Predictive coding offers a potentially unifying account of cortical function -- postulating that the core function of the brain is to minimize prediction errors with respect to a generative model of the world. The theory is closely related to the Bayesian brain framework and, over the last two decades, has gained substantial influence in the fields of theoretical and cognitive neuroscience. A large body of research has arisen based on both empirically testing improved and extended theoretical and mathematical models of predictive coding, as well as in evaluating their potential biological plausibility for implementation in the brain and the concrete neurophysiological and psychological predictions made by the theory.

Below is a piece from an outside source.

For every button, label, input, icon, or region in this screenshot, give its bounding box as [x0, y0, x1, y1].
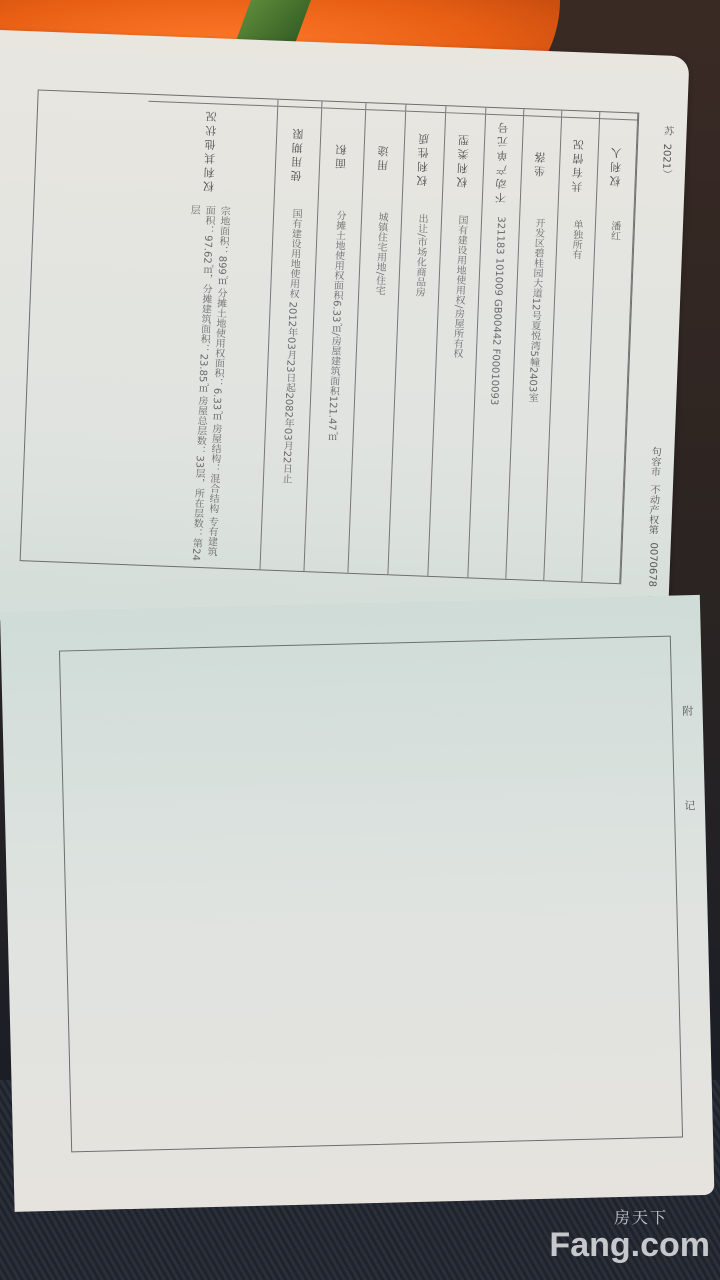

Despite this enduring popularity, however, no comprehensive review of predictive coding theory, and especially of recent developments in this field, exists. Here, we provide a comprehensive review both of the core mathematical structure and logic of predictive coding, thus complementing recent tutorials in the literature. We also review a wide range of classic and recent work within the framework, ranging from the neurobiologically realistic microcircuits that could implement predictive coding, to the close relationship between predictive coding and the widely-used backpropagation of error algorithm, as well as surveying the close relationships between predictive coding and modern machine learning techniques.

Paper Structure

This paper contains 28 sections, 67 equations, 4 figures.

Figures (4)

  • Figure 1: Architecture of a multi-layer predictive coding network (here shown with two value and error neurons in each layer. The value neurons $\mu$ project to both the error neurons of the layer below (representing the top down connections) and the error neurons at the current layer to represent the current activity. The error neurons receive inhibitory top down inputs from the value neurons of the layer above and excitatory inputs from the value neurons at the same layer. Conversely, the value neurons receive excitatory projections from the error neurons of the layer below and inhibitory from the error neurons at the current layer. Crucially, for this model with its explicit error neurons, all synaptic plasticity rules are purely Hebbian.

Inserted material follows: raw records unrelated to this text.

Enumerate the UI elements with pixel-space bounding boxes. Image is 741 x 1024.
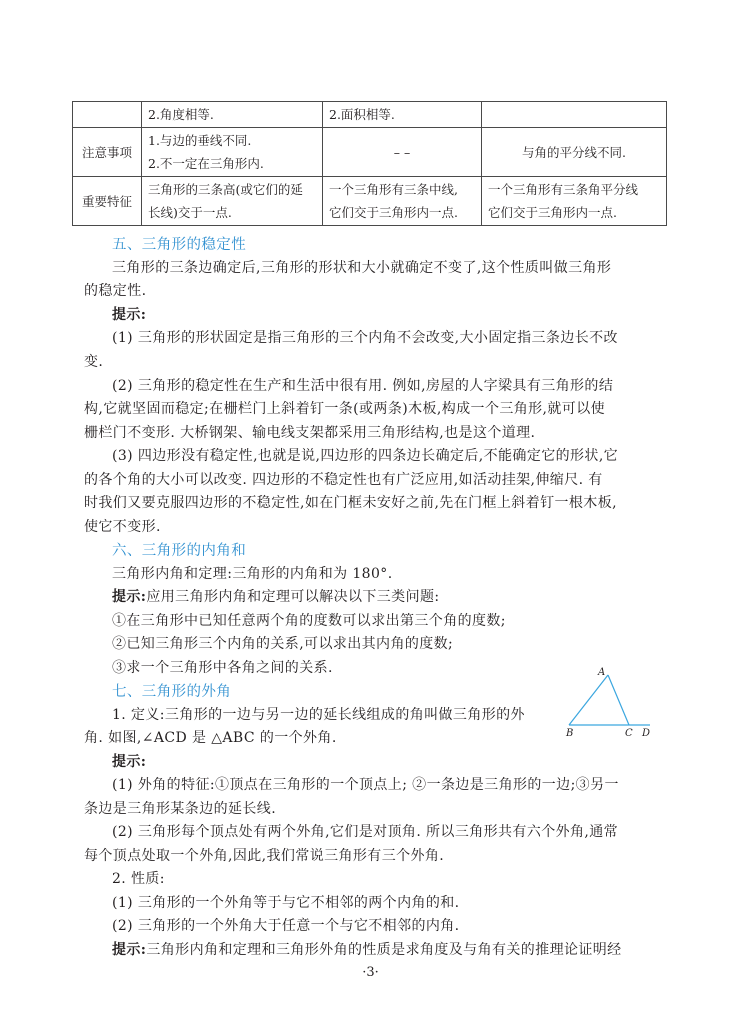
section-heading: 五、三角形的稳定性 [112,233,246,254]
paragraph-line: (2) 三角形的一个外角大于任意一个与它不相邻的内角. [112,915,460,935]
page-number: ·3· [0,965,741,980]
label-b: B [565,728,573,739]
paragraph-line: 的各个角的大小可以改变. 四边形的不稳定性也有广泛应用,如活动挂架,伸缩尺. 有 [84,469,603,489]
document-page: 2.角度相等. 2.面积相等. 注意事项 1.与边的垂线不同. 2.不一定在三角… [0,0,741,1024]
tip-label: 提示: [112,942,146,958]
section-heading: 七、三角形的外角 [112,680,231,701]
side-ac [608,675,629,725]
section-heading: 六、三角形的内角和 [112,539,246,560]
paragraph-line: 每个顶点处取一个外角,因此,我们常说三角形有三个外角. [84,845,444,865]
list-item: ②已知三角形三个内角的关系,可以求出其内角的度数; [112,633,453,653]
table-cell: 一个三角形有三条中线, 它们交于三角形内一点. [323,177,482,226]
paragraph-line: 使它不变形. [84,516,161,536]
paragraph-line: 1. 定义:三角形的一边与另一边的延长线组成的角叫做三角形的外 [112,704,525,724]
tip-line: 提示:应用三角形内角和定理可以解决以下三类问题: [112,586,440,606]
paragraph-line: 变. [84,351,103,371]
paragraph-line: (2) 三角形每个顶点处有两个外角,它们是对顶角. 所以三角形共有六个外角,通常 [112,821,618,841]
paragraph-line: 三角形的三条边确定后,三角形的形状和大小就确定不变了,这个性质叫做三角形 [112,257,611,277]
table-cell: 三角形的三条高(或它们的延 长线)交于一点. [142,177,323,226]
list-item: ③求一个三角形中各角之间的关系. [112,657,333,677]
label-a: A [597,667,605,678]
tip-label: 提示: [112,589,146,605]
label-c: C [625,728,633,739]
paragraph-line: 构,它就坚固而稳定;在栅栏门上斜着钉一条(或两条)木板,构成一个三角形,就可以使 [84,398,605,418]
tip-label: 提示: [112,751,146,771]
paragraph-line: 条边是三角形某条边的延长线. [84,798,276,818]
triangle-figure: A B C D [560,664,660,744]
table-cell: 2.角度相等. [142,102,323,128]
table-cell: 1.与边的垂线不同. 2.不一定在三角形内. [142,128,323,177]
paragraph-line: (1) 外角的特征:①顶点在三角形的一个顶点上; ②一条边是三角形的一边;③另一 [112,774,619,794]
table-cell: 一个三角形有三条角平分线 它们交于三角形内一点. [482,177,667,226]
paragraph-line: 角. 如图,∠ACD 是 △ABC 的一个外角. [84,727,337,747]
comparison-table: 2.角度相等. 2.面积相等. 注意事项 1.与边的垂线不同. 2.不一定在三角… [72,101,667,226]
table-row: 重要特征 三角形的三条高(或它们的延 长线)交于一点. 一个三角形有三条中线, … [73,177,667,226]
table-row: 2.角度相等. 2.面积相等. [73,102,667,128]
row-label: 注意事项 [73,128,142,177]
table-cell: – – [323,128,482,177]
paragraph-line: (1) 三角形的形状固定是指三角形的三个内角不会改变,大小固定指三条边长不改 [112,327,618,347]
label-d: D [641,728,650,739]
table-cell: 与角的平分线不同. [482,128,667,177]
table-cell [482,102,667,128]
list-item: ①在三角形中已知任意两个角的度数可以求出第三个角的度数; [112,610,506,630]
row-label [73,102,142,128]
paragraph-line: 2. 性质: [112,868,165,888]
paragraph-line: 三角形内角和定理:三角形的内角和为 180°. [112,563,393,583]
paragraph-line: 的稳定性. [84,280,146,300]
paragraph-line: (2) 三角形的稳定性在生产和生活中很有用. 例如,房屋的人字梁具有三角形的结 [112,375,613,395]
tip-label: 提示: [112,304,146,324]
paragraph-line: (3) 四边形没有稳定性,也就是说,四边形的四条边长确定后,不能确定它的形状,它 [112,445,618,465]
tip-line: 提示:三角形内角和定理和三角形外角的性质是求角度及与角有关的推理论证明经 [112,939,622,959]
paragraph-line: 时我们又要克服四边形的不稳定性,如在门框未安好之前,先在门框上斜着钉一根木板, [84,492,617,512]
paragraph-line: (1) 三角形的一个外角等于与它不相邻的两个内角的和. [112,892,460,912]
side-ab [569,675,608,725]
table-cell: 2.面积相等. [323,102,482,128]
table-row: 注意事项 1.与边的垂线不同. 2.不一定在三角形内. – – 与角的平分线不同… [73,128,667,177]
row-label: 重要特征 [73,177,142,226]
paragraph-line: 栅栏门不变形. 大桥钢架、输电线支架都采用三角形结构,也是这个道理. [84,422,535,442]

  • Figure 2: The canonical microcircuit proposed by Bastos et al mapped onto the laminar connectivity of a cortical region (which comprises 6 layers). Here, for simplicity, we group layers L2 and L3 together into a broad 'superficial' layer and L5 and L6 together into a 'deep' layer. We ignore L1 entirely since there are few neurons there and they are not involved in the Bastos microcircuit. Bold lines are included in the canonoical microcircuit of Bastos et al. Dashed lines are connections which are known to exist in the cortex which are not explained by the model. Red text denotes the values which are computed in each part of the canonical microcircuit
  • Figure 3: Summary of the input output relationships for each paradigm of predictive coding. Specifically a.) What the input to the network is and b.) what the network is trained to predict.

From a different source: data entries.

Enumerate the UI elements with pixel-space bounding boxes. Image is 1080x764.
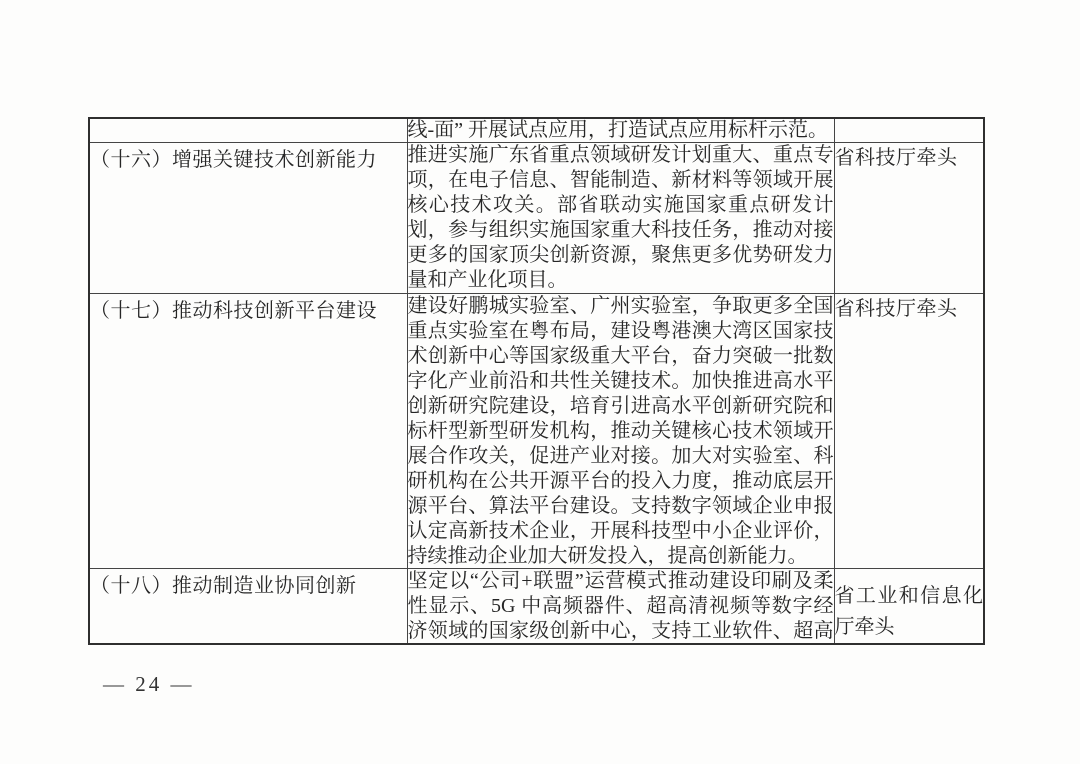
- table-row: （十六）增强关键技术创新能力 推进实施广东省重点领域研发计划重大、重点专项，在电…: [89, 142, 984, 293]
- table-row: 线-面” 开展试点应用，打造试点应用标杆示范。: [89, 118, 984, 142]
- table-row: （十七）推动科技创新平台建设 建设好鹏城实验室、广州实验室，争取更多全国重点实验…: [89, 293, 984, 568]
- detail-text: 建设好鹏城实验室、广州实验室，争取更多全国重点实验室在粤布局，建设粤港澳大湾区国…: [408, 294, 834, 567]
- table-row: （十八）推动制造业协同创新 坚定以“公司+联盟”运营模式推动建设印刷及柔性显示、…: [89, 568, 984, 644]
- detail-text: 线-面” 开展试点应用，打造试点应用标杆示范。: [408, 119, 834, 141]
- detail-cell-continuation: 线-面” 开展试点应用，打造试点应用标杆示范。: [407, 118, 834, 142]
- detail-text: 推进实施广东省重点领域研发计划重大、重点专项，在电子信息、智能制造、新材料等领域…: [408, 143, 834, 292]
- item-cell-continuation: [89, 118, 407, 142]
- detail-cell-16: 推进实施广东省重点领域研发计划重大、重点专项，在电子信息、智能制造、新材料等领域…: [407, 142, 834, 293]
- item-cell-17: （十七）推动科技创新平台建设: [89, 293, 407, 568]
- detail-text: 坚定以“公司+联盟”运营模式推动建设印刷及柔性显示、5G 中高频器件、超高清视频…: [408, 569, 834, 643]
- lead-cell-18: 省工业和信息化厅牵头: [834, 568, 984, 644]
- detail-cell-17: 建设好鹏城实验室、广州实验室，争取更多全国重点实验室在粤布局，建设粤港澳大湾区国…: [407, 293, 834, 568]
- lead-cell-17: 省科技厅牵头: [834, 293, 984, 568]
- detail-cell-18: 坚定以“公司+联盟”运营模式推动建设印刷及柔性显示、5G 中高频器件、超高清视频…: [407, 568, 834, 644]
- lead-cell-continuation: [834, 118, 984, 142]
- lead-cell-16: 省科技厅牵头: [834, 142, 984, 293]
- item-cell-18: （十八）推动制造业协同创新: [89, 568, 407, 644]
- page-number: — 24 —: [103, 672, 195, 697]
- item-cell-16: （十六）增强关键技术创新能力: [89, 142, 407, 293]
- measures-table: 线-面” 开展试点应用，打造试点应用标杆示范。 （十六）增强关键技术创新能力 推…: [88, 117, 985, 645]
- lead-text: 省工业和信息化厅牵头: [835, 581, 984, 643]
- document-page: 线-面” 开展试点应用，打造试点应用标杆示范。 （十六）增强关键技术创新能力 推…: [0, 0, 1080, 764]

  • Figure 4: Schematic architectures for the a.) Standard, or generative predictive coding setup, or b.) Reverse, or discriminative architecture trained for supervised classification on MNIST digits. In the generative model, the image input (in this case an MNIST digit) is presented to the bottom layer of the network, and the top layer is fixed to the label value (5). Predictions (in black) are passed down and prediction errors (in red) are passed upwards until the network equilibrates. In the discriminative mode, the input image is presented to the top of the network and the label is presented at the bottom. Thus the network aims to 'generate' the label from the image. The top-down flow of predictions becomes analogous to the forward pass in an artificial neural networks, and the bottom-up prediction errors become equivalent to the backpropagated gradients.